こういう“マーブル“の中で出てきた言葉が、石井くんの【茶番】という絶妙な表現だったと思うわけ。すごいなと思いました。
じゃあ、この【茶番】に匹敵する言葉が、私たち美容業界にあるんかコラ?という話です。
結論から言うと、ない。
だって、「サロンスタイル/クリエイティブ」の違いを“定義“できている人間が、主催側にもジャーナルにも美容師さんにすらいないからです。
これは、クソみたいな本当の話。
漫才とコントの間を埋める「なんか知らんけど面白い、あれ“茶番“やで」と言うラベリングは、漫才とコントの定義が評価する側にも演る側にもあるから成り立つ言葉なのだ。それが、美容コンテストのたった2軸「クリエイティブ」と「サロンスタイル」の間にすら明確な定義が誰の心の中にもないことが、今回久しぶりに「そっか〜、そうだったわ〜🙈」と絶望した次第だったのね。万死じゃん。
7年勤めて、めちゃくちゃ考えて苦しんで思うんですが、やっぱりこの物差しができていないのは、ジャーナル審査員とコンテスト主催の怠慢なのかなと最近気づきはじめています。申し訳ございません、、7年分の。
このいい加減さをどうにかせなあかんのやろうなと言うのは、私の「美容の賞レースを他の業界と同じように、なんとか若い才能が食えるステップにしたい」という人生の壮大な目標に対して打破すべき課題なのかなと感じたりしています。
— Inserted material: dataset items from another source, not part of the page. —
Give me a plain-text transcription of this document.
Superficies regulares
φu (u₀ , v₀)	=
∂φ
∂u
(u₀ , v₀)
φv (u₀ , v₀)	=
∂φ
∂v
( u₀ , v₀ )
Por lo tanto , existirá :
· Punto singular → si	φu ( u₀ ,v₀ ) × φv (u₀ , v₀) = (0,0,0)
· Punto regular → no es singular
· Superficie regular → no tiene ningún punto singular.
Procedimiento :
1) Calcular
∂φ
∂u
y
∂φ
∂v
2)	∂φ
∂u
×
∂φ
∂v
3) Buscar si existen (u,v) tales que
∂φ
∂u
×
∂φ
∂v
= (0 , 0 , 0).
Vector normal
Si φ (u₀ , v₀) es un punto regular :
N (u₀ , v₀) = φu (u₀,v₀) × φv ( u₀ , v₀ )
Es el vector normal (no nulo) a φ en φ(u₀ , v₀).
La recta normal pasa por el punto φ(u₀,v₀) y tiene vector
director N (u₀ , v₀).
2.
美容師さんが言語化が苦手とか、元来緻密なタイプが少ないとか、そう言うことは言い訳にならないと思っている。私がオタごとで見てきた「タカラジェンヌ」や「ジャニタレ」は芸事一本の中卒〜高卒でなっていますし、先に例を出したお笑いさんも似たようなもんなので。
結局、美容師さん側からの進言もあるのだろうが「美容師さんって文字読むのが嫌いなんですよ」みたいな話に「ですよね☺️文字読ませないように売れるもの作りますね☺️☺️」で済ませてきた数十年の責任は周辺企業(つーか業界誌)にあるんだよなと自分をグーパンしたと言う話です。
私にとっての“定義“をおいて帰りますね
先述の「ヨモヤマフォト」さんの審査に際して求められた「コメント」に、私が寄せた文章です。
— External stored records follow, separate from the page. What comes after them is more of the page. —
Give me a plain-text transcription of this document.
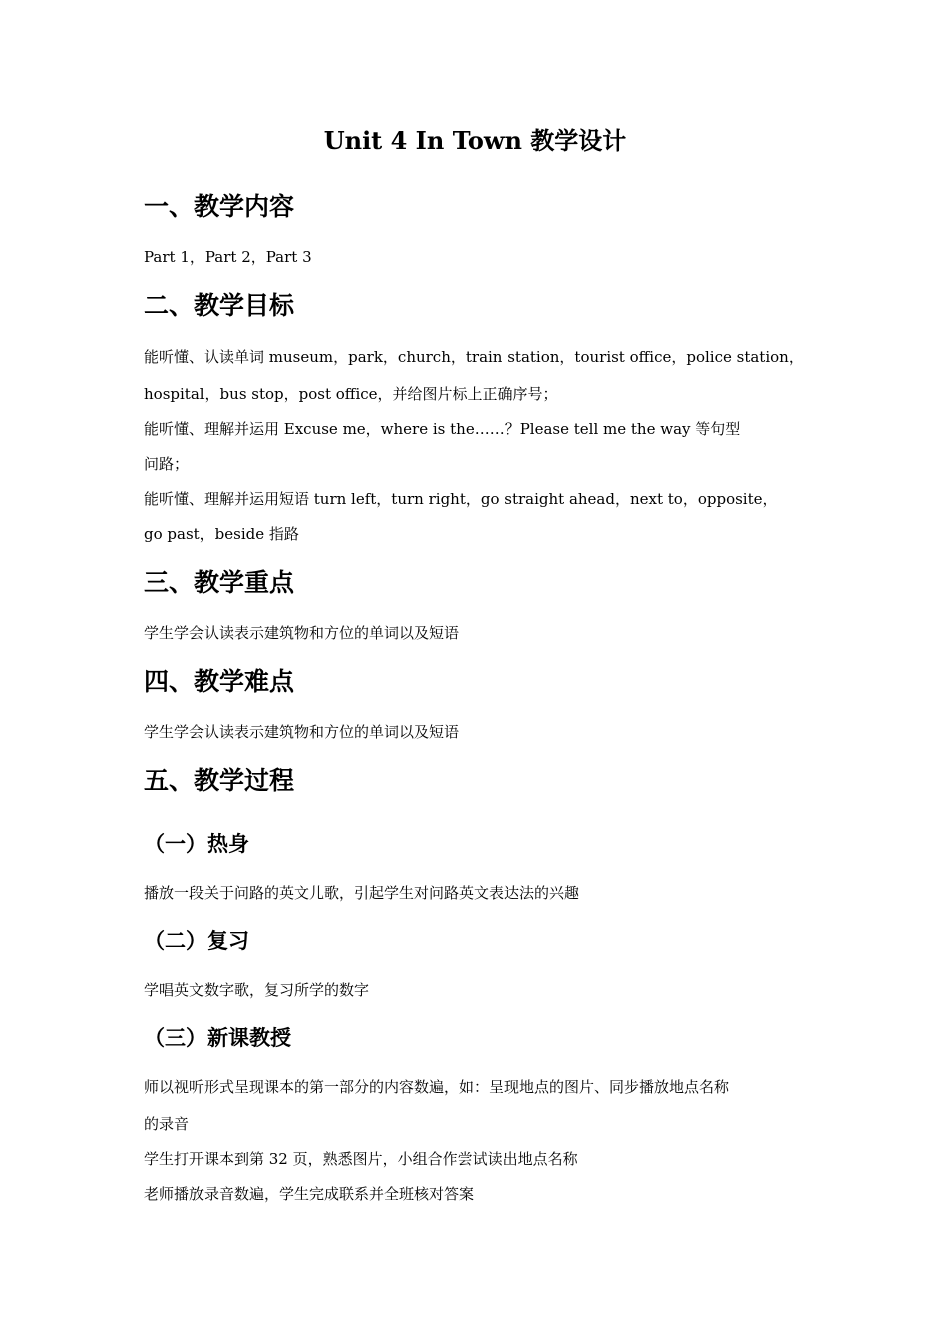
Unit 4 In Town 教学设计
一、教学内容
Part 1，Part 2，Part 3
二、教学目标
能听懂、认读单词 museum，park，church，train station，tourist office，police station，
hospital，bus stop，post office，并给图片标上正确序号；
能听懂、理解并运用 Excuse me，where is the……？Please tell me the way 等句型
问路；
能听懂、理解并运用短语 turn left，turn right，go straight ahead，next to，opposite，
go past，beside 指路
三、教学重点
学生学会认读表示建筑物和方位的单词以及短语
四、教学难点
学生学会认读表示建筑物和方位的单词以及短语
五、教学过程
（一）热身
播放一段关于问路的英文儿歌，引起学生对问路英文表达法的兴趣
（二）复习
学唱英文数字歌，复习所学的数字
（三）新课教授
师以视听形式呈现课本的第一部分的内容数遍，如：呈现地点的图片、同步播放地点名称
的录音
学生打开课本到第 32 页，熟悉图片，小组合作尝试读出地点名称
老师播放录音数遍，学生完成联系并全班核对答案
まず、審査させていただく際に私が常に意識している「サロンスタイルとは」という基準を示しておくと、人が主役の作品であるということに主軸を置いています。
写真としてのムードやヘアメイクが主題でなく、あくまでサロン帰りのその人を撮りましたという雰囲気をたたえていてほしい。そこが私なりのクリエイティブとの違いです。
その上で、票を入れるとなると
・ヘアの色、形、質感がしっかり味わえる
・モデルさんに似合っている
・今のトレンドから一歩踏み込んだ新しさがある
という3つの視点で選んでいますので、今回はこちらの作品にさせていただきました。
今日、口の悪い記事を通して主張しまくりましたが、本来ジャーナルや周辺企業がここまで考えねばならないところを有耶無耶にしているにも関わらず、ここまでの長文コメントを結果発表に際して全文掲載してくださったことに改めてお礼申し上げます。
願わくば、せっかく美容師さんが作るムーブメントだからこそ、この「サロンスタイルとは?/クリエイティブとは?」を、もっとちゃんと言語化していきたいな!と思いはしましたが。
「髪としていきすぎていないからサロンスタイル」?
「ヘアメイク、写真、作品として作り込んでいるからクリエイティブ」??
……基準が明示されていない以上、それぞれの物差しがあっていいとは思うんですが…………😇
それってファッション業界の「モード/トレンド」の線引きと照らしたときどうなのかな?って思ったりもして。
周りに対して遅れてるぞと被害意識を持つわけではないですが、エンタメにしろファッションにしろ、他の業界はそう言う【基準】を内部発生的にご自分でも考えていますよ〜と言うことを残したくなりました。
クリエイティブスタイルもサロンスタイルも、ゆくゆくは街を意識しているんじゃないの😇😇😇
多くのコンテストシーンが、美容業界のM-1になるといいのだが。
ご清聴ありがとうございました。